- Jagannath Rural Municipality Location in Nepal
- Coordinates: 29°27′N 81°37′E﻿ / ﻿29.45°N 81.62°E
- Country: Nepal
- Province: Sudurpashchim Province
- District: Bajura
- Rural Municipality: Jagannath Rural Municipality
- No.of wards: 6

Government
- • Type: Gaunpalika Rural Council
- • Mayor: Kali Bahadur Shahi
- • Deputy Mayor: Marukala Bista

Area
- • Total: 171.72 km^{2} (66.30 sq mi)

Population (2017/18)
- • Total: 9,432
- • Religion: Hindu
- Time zone: UTC+5:45 (Nepal Time)
- Postal code: 10600
- Headquarter: juddi
- Website: jagganathmun.gov.np

= Pandav Gufa Rural Municipality =

Jagannath Rural Municipality (जगन्नाथ गाउँपालिका) is the newly formed rural municipality in Bajura District in the Sudurpashchim Province of Nepal. It was formed in March 2017, when Government of Nepal decided to restrict all old administrative structure and announced 744 local level units in line with the Constitution of Nepal 2015.

==History==
It was formed by merging previous VDC named Gotre, and ward no 1 to 8 of Jagannath.
First it was named as PandavGufa rural municipality, later on the name was changed to Jagannath Rural municipality.
Jagannath Rural Municipality has an area of 171.72 km2 and the population of this municipality is 9,432. It is the third smallest rural municipality in terms of population and area. It is divided into six wards and the headquarter of this newly formed municipality is at Juddi. It is unique in its unity in diversity.

==Demographics==
At the time of the 2011 Nepal census, Jagannath Rural Municipality had a population of 9,432. Of these, 99.7% spoke Nepali and 0.3% other languages as their first language.

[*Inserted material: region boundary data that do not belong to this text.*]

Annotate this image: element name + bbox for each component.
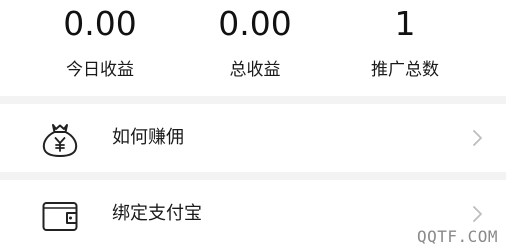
- money-bag-icon: [40, 119, 80, 159]
- wallet-icon: [40, 195, 80, 235]
- menu-item-label: 如何赚佣: [112, 127, 184, 148]
- site-watermark: QQTF.COM: [416, 227, 498, 246]
- promotion-count-value: 1: [394, 4, 416, 43]
- total-earnings-label: 总收益: [229, 60, 281, 80]
- today-earnings-value: 0.00: [63, 4, 137, 43]
- chevron-right-icon: [472, 129, 484, 147]
- menu-item-label: 绑定支付宝: [112, 203, 202, 224]
- section-divider: [0, 96, 506, 104]
- promotion-count-stat: 1 推广总数: [330, 0, 480, 96]
- total-earnings-value: 0.00: [218, 4, 292, 43]
- promotion-count-label: 推广总数: [371, 60, 439, 80]
- section-divider: [0, 172, 506, 180]
- today-earnings-label: 今日收益: [66, 60, 134, 80]
- chevron-right-icon: [472, 205, 484, 223]
- total-earnings-stat: 0.00 总收益: [180, 0, 330, 96]
- menu-item-how-to-earn[interactable]: 如何赚佣: [0, 104, 506, 172]
- earnings-summary: 0.00 今日收益 0.00 总收益 1 推广总数: [0, 0, 506, 96]
- today-earnings-stat: 0.00 今日收益: [25, 0, 175, 96]
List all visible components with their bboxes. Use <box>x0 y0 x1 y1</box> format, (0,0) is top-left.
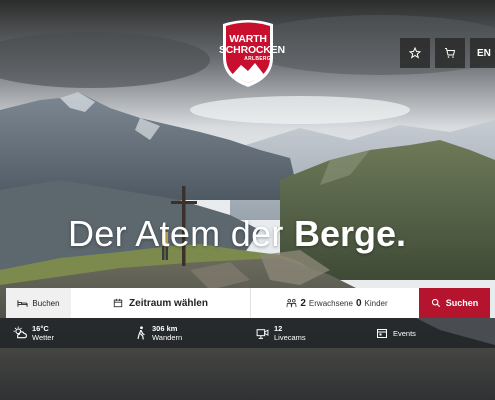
hiking-value: 306 km <box>152 324 178 333</box>
language-switcher[interactable]: EN <box>470 38 495 68</box>
weather-label: Wetter <box>32 333 54 342</box>
search-icon <box>431 298 440 308</box>
children-label: Kinder <box>364 298 388 308</box>
guests-icon <box>286 298 297 308</box>
favorites-button[interactable] <box>400 38 430 68</box>
cart-icon <box>445 48 456 58</box>
logo-line-3: ARLBERG <box>244 56 271 62</box>
adults-count: 2 <box>300 297 306 309</box>
hiking-link[interactable]: 306 km Wandern <box>136 318 182 348</box>
guests-selector[interactable]: 2 Erwachsene 0 Kinder <box>251 288 423 318</box>
brand-logo[interactable]: WARTH SCHROCKEN ARLBERG <box>219 18 285 88</box>
info-bar: 16°C Wetter 306 km Wandern 12 Livecams E… <box>0 318 495 348</box>
headline-bold-text: Berge. <box>293 213 407 254</box>
booking-tab-label: Buchen <box>32 298 60 308</box>
star-icon <box>409 47 421 59</box>
events-label: Events <box>393 328 416 338</box>
children-count: 0 <box>355 297 362 309</box>
booking-bar: Buchen Zeitraum wählen 2 Erwachsene 0 Ki… <box>6 288 490 318</box>
booking-tab[interactable]: Buchen <box>6 288 71 318</box>
bed-icon <box>17 299 28 307</box>
weather-icon <box>13 326 27 339</box>
hiker-icon <box>137 326 145 340</box>
date-range-label: Zeitraum wählen <box>129 297 208 309</box>
adults-label: Erwachsene <box>308 298 353 308</box>
weather-value: 16°C <box>32 324 49 333</box>
livecam-icon <box>256 328 269 339</box>
search-button[interactable]: Suchen <box>419 288 490 318</box>
logo-line-2: SCHROCKEN <box>219 44 285 56</box>
headline-light-text: Der Atem der <box>68 213 294 254</box>
events-link[interactable]: Events <box>376 318 416 348</box>
livecams-link[interactable]: 12 Livecams <box>256 318 306 348</box>
livecams-label: Livecams <box>274 333 306 342</box>
livecams-value: 12 <box>274 324 283 333</box>
date-range-picker[interactable]: Zeitraum wählen <box>71 288 251 318</box>
hero-headline: Der Atem der Berge. <box>68 212 406 256</box>
cart-button[interactable] <box>435 38 465 68</box>
calendar-icon <box>113 298 123 308</box>
weather-link[interactable]: 16°C Wetter <box>13 318 54 348</box>
events-calendar-icon <box>377 329 387 338</box>
search-label: Suchen <box>445 298 479 308</box>
hiking-label: Wandern <box>152 333 183 342</box>
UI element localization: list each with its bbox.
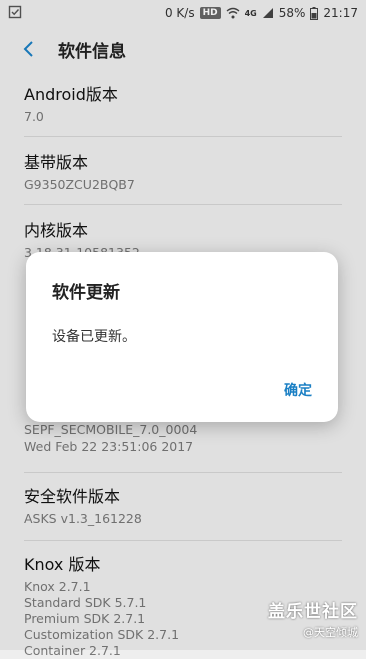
software-update-dialog: 软件更新 设备已更新。 确定 (26, 252, 338, 422)
watermark-line-1: 盖乐世社区 (268, 602, 358, 622)
watermark: 盖乐世社区 @天空倾城 (268, 597, 358, 640)
watermark-line-2: @天空倾城 (303, 626, 358, 639)
dialog-message: 设备已更新。 (52, 329, 136, 345)
dialog-title: 软件更新 (52, 283, 120, 303)
ok-button[interactable]: 确定 (282, 376, 314, 404)
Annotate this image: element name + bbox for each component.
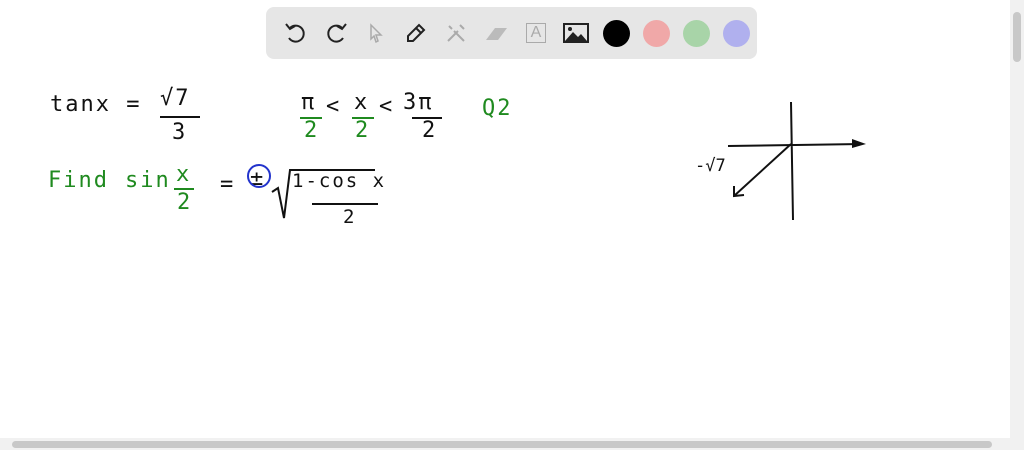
denominator-3: 3: [172, 120, 188, 145]
color-black[interactable]: [602, 19, 630, 47]
radicand-numerator: 1-cos x: [292, 170, 387, 192]
circle-annotation: [247, 164, 271, 188]
horizontal-scrollbar[interactable]: [0, 438, 1010, 450]
tools-button[interactable]: [436, 13, 476, 53]
horizontal-scroll-thumb[interactable]: [12, 441, 992, 448]
quadrant-label: Q2: [482, 96, 513, 121]
select-icon: [370, 23, 383, 44]
color-red[interactable]: [642, 19, 670, 47]
find-label: Find: [48, 168, 109, 193]
text-icon: A: [525, 23, 547, 43]
eraser-button[interactable]: [476, 13, 516, 53]
toolbar: A: [266, 7, 757, 59]
text-button[interactable]: A: [516, 13, 556, 53]
x-numerator: x: [354, 90, 370, 115]
color-blue[interactable]: [722, 19, 750, 47]
undo-button[interactable]: [276, 13, 316, 53]
select-button[interactable]: [356, 13, 396, 53]
vertical-scroll-thumb[interactable]: [1013, 12, 1021, 62]
3pi-numerator: 3π: [403, 90, 434, 115]
equals-sign: =: [220, 172, 236, 197]
pi-numerator: π: [301, 90, 317, 115]
coordinate-axes: [727, 101, 866, 221]
sqrt7-numerator: √7: [160, 86, 191, 111]
tan-expression: tanx =: [50, 92, 142, 117]
pen-button[interactable]: [396, 13, 436, 53]
image-button[interactable]: [556, 13, 596, 53]
range-den-2: 2: [355, 118, 371, 143]
half-x-numerator: x: [176, 162, 192, 187]
image-icon: [563, 23, 589, 43]
half-x-denominator: 2: [177, 190, 193, 215]
range-den-1: 2: [304, 118, 320, 143]
pen-icon: [407, 23, 426, 42]
eraser-icon: [486, 28, 507, 40]
negative-sqrt7-label: -√7: [695, 156, 726, 176]
less-than: <: [379, 94, 395, 119]
fraction-bar: [160, 116, 200, 118]
undo-icon: [285, 23, 305, 43]
tools-icon: [447, 24, 465, 42]
redo-icon: [327, 23, 347, 43]
less-than: <: [326, 94, 342, 119]
color-green[interactable]: [682, 19, 710, 47]
range-den-3: 2: [422, 118, 438, 143]
sin-label: sin: [125, 168, 171, 193]
redo-button[interactable]: [316, 13, 356, 53]
radicand-denominator: 2: [343, 206, 357, 228]
vertical-scrollbar[interactable]: [1010, 0, 1024, 450]
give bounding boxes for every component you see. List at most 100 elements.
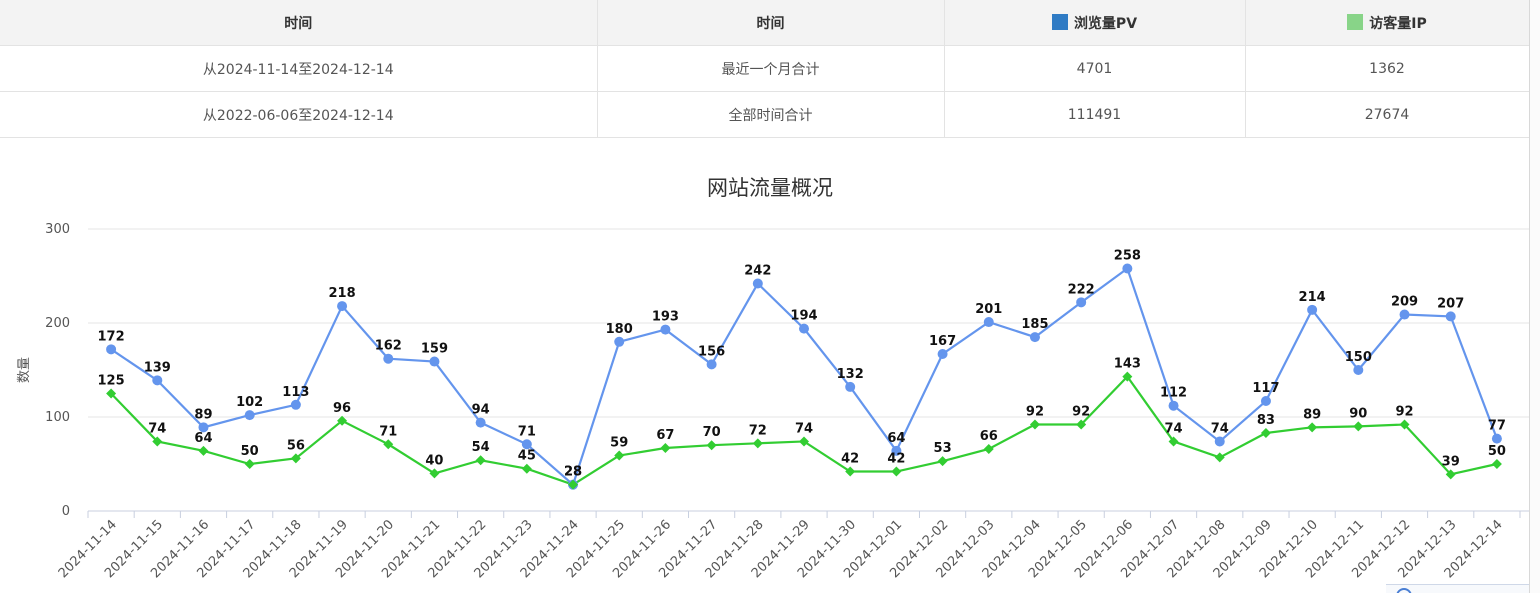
pv-data-label: 132 (837, 367, 864, 382)
ip-data-label: 39 (1442, 454, 1460, 469)
ip-data-label: 125 (98, 374, 125, 389)
ip-data-label: 92 (1395, 405, 1413, 420)
row-time-range: 从2022-06-06至2024-12-14 (0, 91, 598, 138)
pv-data-point (244, 410, 255, 421)
pv-data-label: 218 (328, 286, 355, 301)
ip-data-label: 40 (425, 453, 443, 468)
pv-data-point (475, 417, 486, 428)
pv-data-label: 172 (98, 329, 125, 344)
pv-data-point (383, 353, 394, 364)
ip-data-label: 64 (194, 431, 212, 446)
ip-data-point (660, 443, 671, 454)
table-row: 从2022-06-06至2024-12-14 全部时间合计 111491 276… (0, 91, 1530, 138)
pv-data-label: 77 (1488, 419, 1506, 434)
ip-data-label: 71 (379, 424, 397, 439)
ip-data-point (1307, 422, 1318, 433)
ip-data-label: 72 (749, 423, 767, 438)
ip-data-point (521, 463, 532, 474)
y-tick-label: 0 (62, 504, 70, 519)
pv-data-label: 194 (790, 309, 817, 324)
pv-data-point (1491, 433, 1502, 444)
ip-data-point (1029, 419, 1040, 430)
ip-data-label: 54 (472, 440, 490, 455)
pv-data-label: 180 (606, 322, 633, 337)
ip-data-label: 90 (1349, 406, 1367, 421)
ip-data-label: 50 (1488, 444, 1506, 459)
header-pv: 浏览量PV (944, 0, 1246, 46)
pv-data-label: 185 (1021, 317, 1048, 332)
row-time-range: 从2024-11-14至2024-12-14 (0, 45, 598, 92)
pv-data-point (1399, 309, 1410, 320)
ip-data-label: 28 (564, 465, 582, 480)
ip-data-label: 42 (841, 452, 859, 467)
header-time-label: 时间 (597, 0, 945, 46)
ip-data-point (244, 459, 255, 469)
pv-data-point (1076, 297, 1087, 308)
pv-data-label: 139 (144, 360, 171, 375)
pv-data-point (1122, 263, 1133, 274)
pv-data-point (937, 349, 948, 360)
pv-data-label: 209 (1391, 295, 1418, 310)
pv-data-label: 207 (1437, 296, 1464, 311)
pv-data-point (660, 324, 671, 335)
header-pv-label: 浏览量PV (1073, 15, 1138, 32)
page-scrollbar[interactable] (1529, 0, 1540, 593)
ip-data-label: 74 (1165, 421, 1183, 436)
traffic-summary-table: 时间 时间 浏览量PV 访客量IP 从2024-11-14至2024-12-14… (0, 0, 1530, 138)
pv-data-label: 167 (929, 334, 956, 349)
pv-data-point (106, 344, 117, 355)
pv-data-point (1307, 304, 1318, 315)
pv-data-point (983, 317, 994, 328)
row-ip-value: 27674 (1245, 91, 1530, 138)
ip-data-point (1491, 459, 1502, 469)
table-header-row: 时间 时间 浏览量PV 访客量IP (0, 0, 1530, 46)
traffic-stats-page: 时间 时间 浏览量PV 访客量IP 从2024-11-14至2024-12-14… (0, 0, 1540, 593)
ip-data-point (937, 456, 948, 467)
pv-data-label: 89 (194, 407, 212, 422)
ip-data-point (706, 440, 717, 451)
ip-data-label: 89 (1303, 407, 1321, 422)
ip-data-label: 92 (1026, 405, 1044, 420)
pv-data-point (337, 301, 348, 312)
pv-data-label: 201 (975, 302, 1002, 317)
pv-data-label: 156 (698, 344, 725, 359)
pv-legend-swatch (1051, 13, 1068, 30)
ip-data-label: 67 (656, 428, 674, 443)
ip-data-point (198, 445, 209, 456)
ip-data-point (475, 455, 486, 466)
ip-data-label: 56 (287, 438, 305, 453)
pv-data-label: 71 (518, 424, 536, 439)
row-pv-value: 111491 (944, 91, 1246, 138)
pv-data-label: 150 (1345, 350, 1372, 365)
traffic-line-chart: 网站流量概况 0 100 200 300 数量 2024-11-14 2024-11-15 2… (0, 138, 1529, 593)
ip-data-label: 83 (1257, 413, 1275, 428)
y-tick-label: 100 (45, 410, 70, 425)
pv-data-point (799, 323, 809, 334)
row-ip-value: 1362 (1245, 45, 1530, 92)
pv-data-label: 193 (652, 310, 679, 325)
ip-data-label: 45 (518, 449, 536, 464)
ip-data-point (1353, 421, 1364, 432)
pv-data-point (1168, 400, 1179, 411)
floating-widget[interactable] (1386, 584, 1529, 593)
ip-data-point (1214, 452, 1225, 463)
pv-data-point (1029, 332, 1040, 343)
pv-data-label: 102 (236, 395, 263, 410)
ip-data-label: 143 (1114, 357, 1141, 372)
widget-circle-icon[interactable] (1396, 588, 1412, 593)
pv-data-label: 242 (744, 264, 771, 279)
y-tick-label: 200 (45, 316, 70, 331)
pv-data-point (845, 381, 856, 392)
ip-legend-swatch (1347, 13, 1364, 30)
header-ip-label: 访客量IP (1369, 15, 1427, 32)
chart-canvas: 0100200300数量2024-11-142024-11-152024-11-… (17, 222, 1529, 581)
ip-data-label: 92 (1072, 405, 1090, 420)
pv-data-point (152, 375, 163, 386)
ip-data-label: 50 (241, 444, 259, 459)
pv-data-label: 112 (1160, 386, 1187, 401)
y-axis-label: 数量 (17, 357, 32, 383)
ip-data-point (752, 438, 763, 449)
pv-data-label: 74 (1211, 421, 1229, 436)
pv-data-label: 64 (887, 431, 905, 446)
ip-data-label: 70 (703, 425, 721, 440)
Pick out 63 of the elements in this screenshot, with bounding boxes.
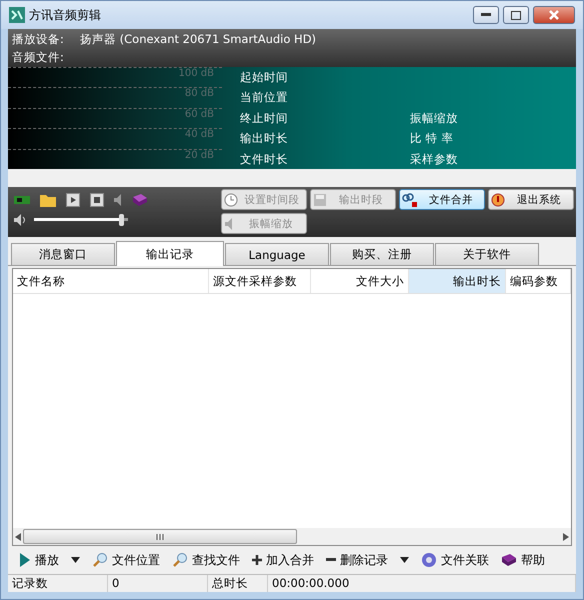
minimize-icon [481, 13, 491, 17]
time-field-label: 输出时长 [239, 130, 289, 148]
info-value: 扬声器 (Conexant 20671 SmartAudio HD) [80, 32, 316, 46]
minimize-button[interactable] [473, 6, 499, 24]
tab[interactable]: 消息窗口 [11, 243, 115, 265]
info-label: 播放设备: [12, 32, 65, 46]
toolbar-button[interactable]: 文件合并 [399, 189, 485, 210]
minus-icon [326, 558, 336, 562]
db-scale-label: 60 dB [8, 108, 222, 128]
time-field-label: 当前位置 [239, 89, 289, 106]
merge-icon [402, 192, 418, 206]
status-text: 00:00:00.000 [268, 575, 576, 592]
status-text: 记录数 [8, 575, 108, 592]
play-box-icon[interactable] [66, 193, 80, 207]
maximize-button[interactable] [503, 6, 529, 24]
toolbar-action[interactable]: 加入合并 [249, 548, 317, 572]
param-field-label: 振幅缩放 [409, 110, 459, 127]
toolbar-action[interactable]: 文件位置 [89, 548, 163, 572]
info-label: 音频文件: [12, 50, 65, 64]
toolbar-action[interactable]: 播放 [16, 548, 62, 572]
power-icon [491, 192, 505, 206]
param-field-label: 比 特 率 [409, 130, 454, 148]
column-header[interactable]: 输出时长 [409, 269, 506, 293]
speaker-icon[interactable] [114, 193, 122, 207]
toolbar-action[interactable]: 帮助 [498, 548, 548, 572]
tab[interactable]: 购买、注册 [330, 243, 434, 265]
db-scale-label: 40 dB [8, 128, 222, 149]
toolbar-action[interactable]: 查找文件 [169, 548, 243, 572]
sound-card-icon[interactable] [14, 194, 30, 206]
dropdown-arrow-icon [400, 557, 409, 563]
dropdown-arrow-icon [71, 557, 80, 563]
volume-icon [14, 213, 28, 227]
magnifier-icon [92, 552, 108, 568]
status-text: 0 [108, 575, 208, 592]
horizontal-scrollbar[interactable] [13, 528, 571, 545]
tab[interactable]: 输出记录 [116, 241, 224, 266]
window-title: 方讯音频剪辑 [29, 6, 102, 24]
magnifier-icon [172, 552, 188, 568]
db-scale-label: 100 dB [8, 67, 222, 88]
time-field-label: 起始时间 [239, 69, 289, 86]
scroll-right-icon[interactable] [563, 532, 569, 540]
toolbar-action[interactable]: 删除记录 [323, 548, 391, 572]
play-icon [19, 552, 31, 568]
close-icon [549, 10, 559, 20]
plus-icon [252, 555, 262, 565]
db-scale-label: 20 dB [8, 148, 222, 169]
grip-icon [156, 534, 164, 540]
toolbar-action[interactable]: 文件关联 [418, 548, 492, 572]
tab[interactable]: Language [225, 243, 329, 265]
stop-box-icon[interactable] [90, 193, 104, 207]
maximize-icon [511, 10, 521, 20]
app-logo-icon [9, 7, 25, 23]
status-text: 总时长 [208, 575, 268, 592]
param-field-label: 采样参数 [409, 150, 459, 168]
scroll-left-icon[interactable] [15, 532, 21, 540]
time-field-label: 终止时间 [239, 110, 289, 127]
clock-icon [224, 192, 238, 206]
db-scale-label: 80 dB [8, 87, 222, 108]
folder-icon[interactable] [40, 193, 56, 207]
close-button[interactable] [533, 6, 575, 24]
toolbar-button[interactable]: 退出系统 [488, 189, 574, 210]
tab[interactable]: 关于软件 [435, 243, 539, 265]
time-field-label: 文件时长 [239, 150, 289, 168]
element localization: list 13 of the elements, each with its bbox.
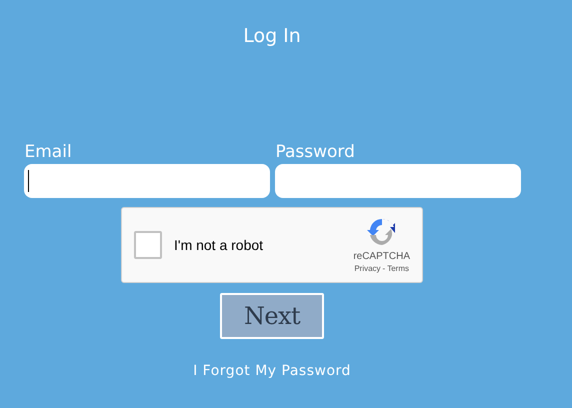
privacy-link[interactable]: Privacy — [354, 263, 381, 274]
separator-text: - — [382, 263, 386, 274]
field-label: Password — [276, 141, 356, 164]
next-button[interactable]: Next — [220, 293, 324, 339]
input-field[interactable] — [274, 164, 520, 198]
input-field[interactable] — [24, 164, 270, 198]
captcha-checkbox[interactable] — [134, 231, 162, 259]
page-title: Log In — [243, 24, 301, 48]
captcha-label: I'm not a robot — [174, 236, 264, 254]
recaptcha-logo-icon — [366, 216, 398, 248]
field-label: Email — [24, 141, 73, 164]
captcha-brand: reCAPTCHA — [353, 250, 410, 263]
terms-link[interactable]: Terms — [387, 263, 409, 274]
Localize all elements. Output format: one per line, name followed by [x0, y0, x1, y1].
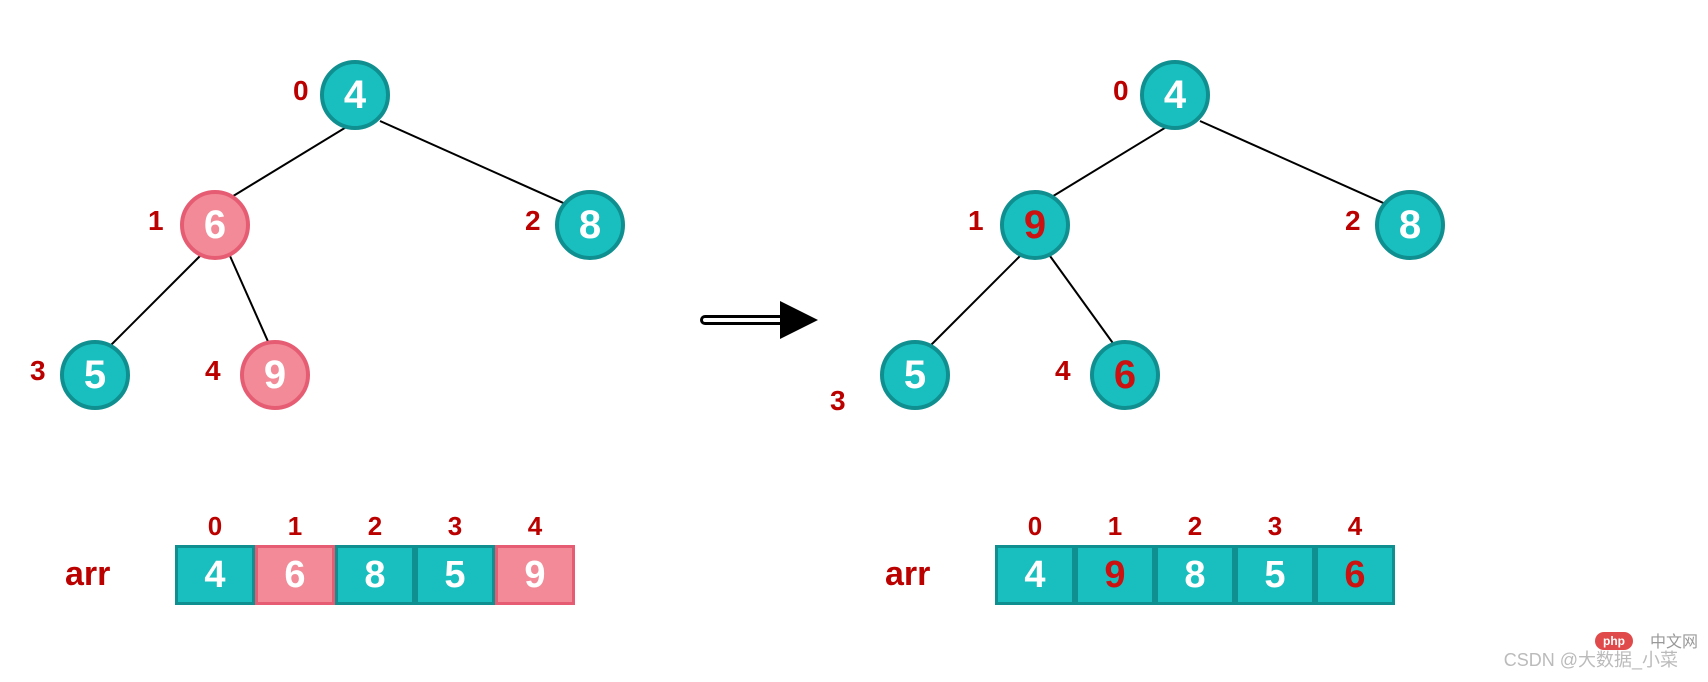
node-value: 9	[264, 353, 286, 398]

In terms of ethnicity/caste, 43.1% were Chhetri, 16.6% Sarki, 13.4% Thakuri, 10.8% Damai/Dholi, 5.5% Sanyasi/Dasnami, 5.2% Kami, 3.9% Lohar, 0.9% Hill Brahmin, 0.2% Dhanuk, 0.1% Tharu and 0.2% others.

In terms of religion, 99.7% were Hindu and 0.3% Christian.

In terms of literacy, 53.5% could read and write, 2.5% could only read and 44.0% could neither read nor write.